Résumés
Résumé
Au cours des années 1722-1724, quelques savants de l’Académie royale des Inscriptions et Belles-Lettres – l’abbé Anselme, l’abbé Sallier, Louis Jean Lévesque de Pouilly et Nicolas Fréret notamment – débattirent vigoureusement du degré de foi qu’il fallait accorder aux oeuvres historiques anciennes lorsque les rares témoignages contemporains des faits qu’elles relataient et sur lesquels elles auraient pu s’appuyer paraissaient douteux, comme c’était le cas pour les quatre premiers siècles de Rome. En nous penchant sur les textes de cette querelle, nous réfléchissons au rôle tenu à l’époque par le témoignage dans la connaissance historique, aux conséquences de sa raréfaction, de sa fragmentation, voire de son absence : comment l’histoire, qui est testis temporum selon le magnifique éloge de Cicéron (De Oratore 2, 9), peut-elle subsister sans testis ? Nous éclairons par cet examen, dans la transition lente d’une pratique littéraire de l’histoire à sa pratique scientifique, le rôle des monuments, des traités, des lois, des relevés astronomiques et des autres archives qui ne transcrivent ni témoignage ni mémoire personnelle.
Abstract
During the years 1722-1724, several savants of the Académie royale des Inscriptions et Belles-Lettres – notably Abbé Anselme, Abbé Sallier, Louis Jean Lévesque de Pouilly and Nicolas Fréret – vigorously debated just how much credence to accord the ancient historical works when the rare contemporaneous factual testimonies and their underpinning “facts” seemed questionable, as was the case in the first four centuries of Rome.
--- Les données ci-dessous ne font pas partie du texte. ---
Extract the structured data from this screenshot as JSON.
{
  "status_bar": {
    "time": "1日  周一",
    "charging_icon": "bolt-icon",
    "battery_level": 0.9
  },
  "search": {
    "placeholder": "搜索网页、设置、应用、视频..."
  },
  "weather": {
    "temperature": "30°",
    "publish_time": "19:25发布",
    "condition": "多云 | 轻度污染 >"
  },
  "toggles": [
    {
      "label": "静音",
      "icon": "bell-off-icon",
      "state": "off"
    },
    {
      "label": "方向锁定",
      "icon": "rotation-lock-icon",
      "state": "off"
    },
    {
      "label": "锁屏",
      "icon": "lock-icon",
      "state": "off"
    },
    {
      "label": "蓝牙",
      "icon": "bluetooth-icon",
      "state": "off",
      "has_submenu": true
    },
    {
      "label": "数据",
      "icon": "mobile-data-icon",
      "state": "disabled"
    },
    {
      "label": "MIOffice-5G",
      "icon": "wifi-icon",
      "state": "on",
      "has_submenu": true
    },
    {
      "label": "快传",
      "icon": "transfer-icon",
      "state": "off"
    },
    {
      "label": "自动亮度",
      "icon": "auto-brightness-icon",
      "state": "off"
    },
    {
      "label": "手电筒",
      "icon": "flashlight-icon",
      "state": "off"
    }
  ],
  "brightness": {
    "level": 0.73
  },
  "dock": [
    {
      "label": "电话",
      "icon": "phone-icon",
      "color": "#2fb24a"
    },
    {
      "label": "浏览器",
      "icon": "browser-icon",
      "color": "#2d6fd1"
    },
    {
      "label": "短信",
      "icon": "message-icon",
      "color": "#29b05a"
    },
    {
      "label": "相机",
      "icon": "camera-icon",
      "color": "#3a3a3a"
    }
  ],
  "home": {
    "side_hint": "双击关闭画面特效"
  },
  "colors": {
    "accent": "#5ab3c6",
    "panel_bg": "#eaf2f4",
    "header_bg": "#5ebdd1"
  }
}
Our study of the texts examines the role of testimony during that period in relation to historical knowledge, the consequences of its rarity, its fragmentation, even its absence: how could history, which is testis temporum, according to Cicero’s magnificent eulogy (De Oratore 2, 9), subsist without testis? Through this examination we elucidate, in the slow transition from a literary to a scientific practice of history, the role of monuments, treatises, astronomy reports and other archives that convey neither testimony nor personal accounts.